History and Physical

Spontaneous pneumothorax most commonly occurs at rest without a history of an exertional component. Patients are often complaining of sharp, pleuritic ipsilateral chest pain or acute dyspnea and increased work of breathing, especially patients with secondary spontaneous pneumothorax. Tachycardia is one of the most common physical exam findings; however, in patients with smaller spontaneous pneumothorax (less than 15% of the hemithorax), the exam may be unremarkable. For patients with larger spontaneous pneumothorax (more than 15%), there may be reduced movement of the chest wall, ipsilateral decreased or absent breath sounds, jugular venous distension, pulsus paradoxus, hyperresonance on percussion, and decreased tactile fremitus. Development of a tension pneumothorax is a rare potential complication of spontaneous pneumothorax with the late, ominous findings of hypoxemia, hypotension, and tracheal deviation.

Evaluation

The diagnosis of spontaneous pneumothorax is often suggested by the patient’s history and physical exam findings, which can be confirmed by imaging. Chest radiography characteristically shows the displacement of the visceral pleural line with a space devoid of lung markings in between. While upright films are preferred, there is evidence that expiration does not necessarily increase the diagnostic yield. Ultrasound has also shown diagnostic potential. There is evidence that ultrasound has greater sensitivity than chest radiography; however, both modalities are limited in how well they estimate the size of a pneumothorax.
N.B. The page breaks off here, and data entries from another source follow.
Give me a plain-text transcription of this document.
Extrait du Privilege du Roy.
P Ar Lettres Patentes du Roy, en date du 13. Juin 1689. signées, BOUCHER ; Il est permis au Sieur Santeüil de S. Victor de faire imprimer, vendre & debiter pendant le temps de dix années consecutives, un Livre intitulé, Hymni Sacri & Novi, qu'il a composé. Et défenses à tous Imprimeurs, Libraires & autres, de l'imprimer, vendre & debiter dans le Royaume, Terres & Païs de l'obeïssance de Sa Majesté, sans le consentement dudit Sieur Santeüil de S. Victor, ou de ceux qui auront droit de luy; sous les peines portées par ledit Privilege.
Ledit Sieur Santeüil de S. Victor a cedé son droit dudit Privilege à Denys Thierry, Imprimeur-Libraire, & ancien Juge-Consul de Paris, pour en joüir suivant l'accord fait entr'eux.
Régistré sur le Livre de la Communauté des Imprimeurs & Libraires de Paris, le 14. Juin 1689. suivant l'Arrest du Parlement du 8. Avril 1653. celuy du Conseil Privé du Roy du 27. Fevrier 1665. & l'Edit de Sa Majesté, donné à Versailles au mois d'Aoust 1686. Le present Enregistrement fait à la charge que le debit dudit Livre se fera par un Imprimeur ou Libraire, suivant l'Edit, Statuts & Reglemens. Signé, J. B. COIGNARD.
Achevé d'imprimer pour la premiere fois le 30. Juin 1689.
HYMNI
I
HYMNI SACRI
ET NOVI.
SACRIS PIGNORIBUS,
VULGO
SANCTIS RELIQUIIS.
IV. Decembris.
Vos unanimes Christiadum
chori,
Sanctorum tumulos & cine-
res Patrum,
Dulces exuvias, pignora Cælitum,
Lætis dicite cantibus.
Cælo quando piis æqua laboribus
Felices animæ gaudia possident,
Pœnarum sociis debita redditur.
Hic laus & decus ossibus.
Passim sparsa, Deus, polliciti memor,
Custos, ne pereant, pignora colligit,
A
The use of chest computed tomography (CT) for the diagnosis of spontaneous pneumothorax has been debated. The high sensitivity and specificity of CT can be of value when there is a high index of suspicion for spontaneous pneumothorax, and initial imaging is negative or equivocal. While arterial-blood gas measurements are not necessary for a diagnosis of spontaneous pneumothorax, they can be useful in assessing acute respiratory alkalosis and increases in the alveolar-arterial oxygen gradient when tension physiology is present.